I was playing around with my
Mercury today, and noticed something weird.
I have 2 different dishes going into the Mercury via a switch. One of these has an lnbf that drifts with temperature. I noticed that my freqs were off by about 3 mhz on that lnbf, so I decided to change the LO freq for that dish in the antenna setup.
When I had these dishes connected to my Fortec Lifetime, I think I just changed the LO freq in the Standard lnbf type, however I noticed that the Mercury has a "User Defined" lnbf type, so I thought that perhaps I'd use that instead of the regular 10750 lnbf.
So I went into User Defined, and edited that LO freq to be 10747, to match the LO drift in my lnbf.
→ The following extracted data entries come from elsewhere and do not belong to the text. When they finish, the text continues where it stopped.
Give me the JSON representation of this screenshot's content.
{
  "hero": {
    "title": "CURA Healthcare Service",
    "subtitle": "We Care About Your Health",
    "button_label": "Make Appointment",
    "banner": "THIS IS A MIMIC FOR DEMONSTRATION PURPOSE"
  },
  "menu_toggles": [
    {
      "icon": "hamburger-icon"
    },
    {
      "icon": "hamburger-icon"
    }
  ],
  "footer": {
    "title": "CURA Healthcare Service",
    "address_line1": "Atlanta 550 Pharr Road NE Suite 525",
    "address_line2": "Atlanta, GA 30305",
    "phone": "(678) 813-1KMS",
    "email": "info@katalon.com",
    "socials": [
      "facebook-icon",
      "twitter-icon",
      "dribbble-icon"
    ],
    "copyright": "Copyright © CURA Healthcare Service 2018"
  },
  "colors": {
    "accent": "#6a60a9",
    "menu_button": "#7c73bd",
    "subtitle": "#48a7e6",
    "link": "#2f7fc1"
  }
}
Then I went to do a power scan, and noticed that instead of the scan being from 11700-12200, that it came up with a default scan of 11697-12897 . ????? All the transponders scanned in at proper freqs though, so I guess it wasn't important.
But being curious, I then changed it to the 10750 lnbf type, and edited THAT to be 10747. After saving, I went back to the power scan, and power scan still said 10750, but was scanning things in with the 10747 LO freq, and the scan range was at it's normal 11700-12200 range. This is more normal, however since the LO freq shows up as being 10750 even when you have actually changed it, it's kind of more difficult to keep track of whether you've changed it or not. With my Lifetime and Ultra, I'm pretty sure that it listed the LO freq as whatever you've set it at.
Anyway, at this point, I went back and set the lnbf type back to User Defined again, to check something out, and I found that even though I had previously saved this as 11747, it had now re-set itself back to 10750!?!?! Then I went back to the 10750 lnbf type, and although I had set it to be 10747 too, it too had re-set itself to 10750. What this means is after you save these things, you can't change the lnbf type or it will reset the LO freq to it's default setting. I would have thought that changes wouldn't be wiped out unless you saved some setting, but I guess not.
Anyway, not an important issue for most people, but it's annoying for anyone with a drifting lnbf.